His voice grew a little stronger. “I thought that I could see it through—but here’s the end.” He lifted his hand ever so little, and let it fall again. When told a little later that a telegram had been sent to Harz his eyes expressed satisfaction.
Herr Paul came down in ignorance of the night’s events. He stopped in front of the barometer and tapped it, remarking to Miss Naylor: “The glass has gone downstairs; we shall have cool weather—it will still go well with him!”
When, with her brown face twisted by pity and concern, she told him that it was a question of hours, Herr Paul turned first purple, then pale, and sitting down, trembled violently. “I cannot believe it,” he exclaimed almost angrily. “Yesterday he was so well! I cannot believe it! Poor Nicholas! Yesterday he spoke to me!” Taking Miss Naylor’s hand, he clutched it in his own. “Ah!” he cried, letting it go suddenly, and striking at his forehead, “it is too terrible; only yesterday he spoke to me of sherry. Is there nobody, then, who can do good?”
“There is only God,” replied Miss Naylor softly.
“God?” said Herr Paul in a scared voice.
“We—can—all—pray to Him,” Miss Naylor murmured; little spots of colour came into her cheeks. “I am going to do it now.”
Herr Paul raised her hand and kissed it.
“Are you?” he said; “good! I too.” He passed through his study door, closed it carefully behind him, then for some unknown reason set his back against it. Ugh! Death! It came to all! Some day it would come to him. It might come tomorrow! One must pray!
The day dragged to its end. In the sky clouds had mustered, and, crowding close on one another, clung round the sun, soft, thick, greywhite, like the feathers on a pigeon’s breast. Towards evening faint tremblings were felt at intervals, as from the shock of immensely distant earthquakes.

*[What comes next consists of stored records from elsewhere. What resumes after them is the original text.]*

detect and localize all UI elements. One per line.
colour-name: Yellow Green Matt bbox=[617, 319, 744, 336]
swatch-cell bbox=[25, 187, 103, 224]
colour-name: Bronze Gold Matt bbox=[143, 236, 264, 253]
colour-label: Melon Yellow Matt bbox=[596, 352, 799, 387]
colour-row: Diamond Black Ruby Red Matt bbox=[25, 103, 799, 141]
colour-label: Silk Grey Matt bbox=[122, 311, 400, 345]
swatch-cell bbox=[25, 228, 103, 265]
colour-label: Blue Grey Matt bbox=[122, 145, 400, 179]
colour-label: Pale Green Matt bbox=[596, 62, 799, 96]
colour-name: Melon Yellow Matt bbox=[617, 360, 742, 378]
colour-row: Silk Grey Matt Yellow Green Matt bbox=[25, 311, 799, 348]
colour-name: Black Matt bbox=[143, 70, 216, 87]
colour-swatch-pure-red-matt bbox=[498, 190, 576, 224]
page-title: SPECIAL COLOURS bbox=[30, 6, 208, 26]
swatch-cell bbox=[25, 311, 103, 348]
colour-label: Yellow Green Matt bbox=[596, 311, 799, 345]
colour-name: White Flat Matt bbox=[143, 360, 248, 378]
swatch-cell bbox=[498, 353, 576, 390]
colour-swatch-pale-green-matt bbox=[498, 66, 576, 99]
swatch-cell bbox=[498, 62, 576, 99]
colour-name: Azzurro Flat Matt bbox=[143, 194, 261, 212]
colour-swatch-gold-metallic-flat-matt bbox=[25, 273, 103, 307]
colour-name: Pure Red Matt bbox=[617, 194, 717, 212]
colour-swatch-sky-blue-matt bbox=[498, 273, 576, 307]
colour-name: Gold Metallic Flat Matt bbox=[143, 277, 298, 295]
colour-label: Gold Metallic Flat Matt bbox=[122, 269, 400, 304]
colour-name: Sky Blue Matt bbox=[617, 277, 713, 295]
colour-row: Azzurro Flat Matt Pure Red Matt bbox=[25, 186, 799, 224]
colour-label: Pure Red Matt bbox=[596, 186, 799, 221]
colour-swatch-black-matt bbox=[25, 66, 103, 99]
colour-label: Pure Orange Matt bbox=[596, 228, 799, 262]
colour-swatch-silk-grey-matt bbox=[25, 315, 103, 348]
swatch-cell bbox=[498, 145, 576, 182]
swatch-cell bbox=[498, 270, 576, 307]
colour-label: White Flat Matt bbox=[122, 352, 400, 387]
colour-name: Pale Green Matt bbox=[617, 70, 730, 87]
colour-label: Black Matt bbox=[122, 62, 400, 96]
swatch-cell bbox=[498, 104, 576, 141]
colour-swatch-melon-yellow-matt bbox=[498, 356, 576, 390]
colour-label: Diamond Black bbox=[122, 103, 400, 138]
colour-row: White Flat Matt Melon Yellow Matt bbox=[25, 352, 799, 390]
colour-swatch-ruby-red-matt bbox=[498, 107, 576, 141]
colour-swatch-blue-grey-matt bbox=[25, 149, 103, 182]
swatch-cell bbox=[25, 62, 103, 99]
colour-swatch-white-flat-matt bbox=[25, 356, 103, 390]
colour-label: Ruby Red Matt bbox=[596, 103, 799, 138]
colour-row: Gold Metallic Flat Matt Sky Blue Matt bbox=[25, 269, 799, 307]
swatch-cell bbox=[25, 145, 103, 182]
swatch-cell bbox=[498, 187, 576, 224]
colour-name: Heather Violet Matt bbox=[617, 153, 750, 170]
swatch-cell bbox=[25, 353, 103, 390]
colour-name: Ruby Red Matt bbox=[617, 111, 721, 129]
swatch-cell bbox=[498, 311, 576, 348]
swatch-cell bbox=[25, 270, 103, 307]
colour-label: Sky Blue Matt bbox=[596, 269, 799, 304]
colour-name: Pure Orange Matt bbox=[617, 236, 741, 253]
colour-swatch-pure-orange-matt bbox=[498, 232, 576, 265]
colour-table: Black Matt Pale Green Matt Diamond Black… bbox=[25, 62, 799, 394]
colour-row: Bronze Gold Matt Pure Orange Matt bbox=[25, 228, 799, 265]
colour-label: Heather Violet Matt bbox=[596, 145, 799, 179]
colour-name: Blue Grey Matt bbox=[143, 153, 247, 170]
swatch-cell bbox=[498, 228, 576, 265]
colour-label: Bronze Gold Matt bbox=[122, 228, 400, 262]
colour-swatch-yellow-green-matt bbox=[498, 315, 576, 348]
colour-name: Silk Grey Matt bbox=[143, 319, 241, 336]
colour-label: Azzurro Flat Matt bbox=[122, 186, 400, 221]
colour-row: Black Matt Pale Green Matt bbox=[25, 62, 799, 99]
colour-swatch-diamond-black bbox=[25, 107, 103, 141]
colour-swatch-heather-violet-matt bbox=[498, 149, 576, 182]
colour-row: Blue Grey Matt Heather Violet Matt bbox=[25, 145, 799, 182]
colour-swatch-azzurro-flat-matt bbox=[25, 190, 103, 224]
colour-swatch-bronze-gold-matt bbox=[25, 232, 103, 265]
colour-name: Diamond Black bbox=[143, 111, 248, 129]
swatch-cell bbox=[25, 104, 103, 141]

Nobody went to bed that night, but in the morning the report was the same: “Unconscious—a question of hours.” Once only did he recover consciousness, and then asked for Harz. A telegram had come from him, he was on the way. Towards seven of the evening the long-expected storm broke in a sky like ink. Into the valleys and over the crests of mountains it seemed as though an unseen hand were spilling goblets of pale wine, darting a sword-blade zigzag over trees, roofs, spires, peaks, into the very firmament, which answered every thrust with great bursts of groaning. Just beyond the veranda Greta saw a glowworm shining, as it might be a tiny bead of the fallen lightning. Soon the rain covered everything. Sometimes a jet of light brought the hilltops, towering, dark, and hard, over the house, to disappear again behind the raindrops and shaken leaves. Each breath drawn by the storm was like the clash of a thousand cymbals; and in his room Mr. Treffry lay unconscious of its fury.